Launching the Wicked Kitchen line prompted every other retailer to compete with Tesco in plant-based foods, said Sarno. And the plant-based innovation chief welcomes the rivalry. “I publicly challenge everyone to compete with us,” ​he confirmed.

The time is certainly ripe for plant-based innovation in the UK. According to a 2019 YouGouv survey, growing interest in health, animal welfare and the environmental impact of producing and consuming meat is altering eating habits.

Fourteen percent of respondents said they follow a flexitarian diet, which is more than those following a pescatarian, vegetarian, and vegan diet combined. Of the 73% of the population who identify as meat-eaters, more than one-quarter said they are actively trying to reduce their meat consumption.

It is this meat-eating audience that Wicked Kitchen is targeting. “We had close to one million customers in our first year. Ninety-three percent of those customers were flexitarians,” ​said Sarno. “We make vegan food for meat-eaters,” ​he added, stressing that his role as a chef means ‘leading with flavours’ to develop ‘delicious, affordable, accessible’ food that he wants to eat himself. 

“We make cool f**king food” – Derek Sarno, executive chef and director of plant-based innovation for Tesco

Therefore the vegan market presents a big business opportunity, one that will be worth ‘billions of dollars’ in coming years, Sarno continued. “If we don’t fill the gap, someone else is going to do it.”

‘Act now’ 

At the Summit, where the chef was speaking for himself, rather than on behalf of any company, Sarno urged delegates to take action immediately, as a matter of urgency: “We need to transition to a plant-based diet now, not tomorrow.” 

Indeed, the environmental impact of current food production is cause for alarm.
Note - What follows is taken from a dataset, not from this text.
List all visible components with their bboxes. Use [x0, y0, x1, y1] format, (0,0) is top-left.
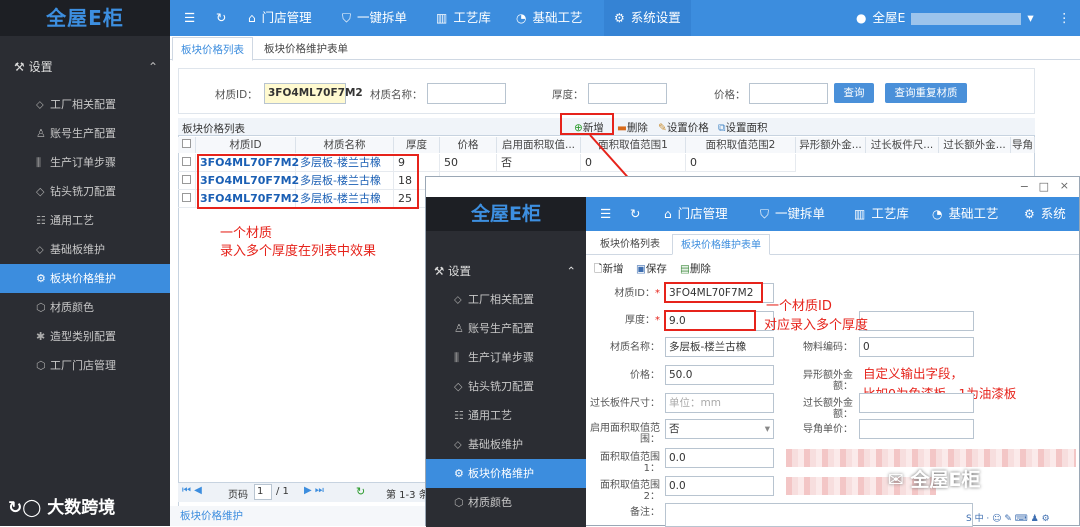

The food system contributes 20-30% of global greenhouse gas emissions, with beef and dairy production two of the leading culprits.

“The next decade is going to be pivotal to the survival of the human race and for millions of species on the plant.

“It is hard at an individual level to move the needle,” ​he said, encouraging executives in the food sector to service the growing need for accessible and desirable animal alternatives. “We have the opportunity to affect the status quo.”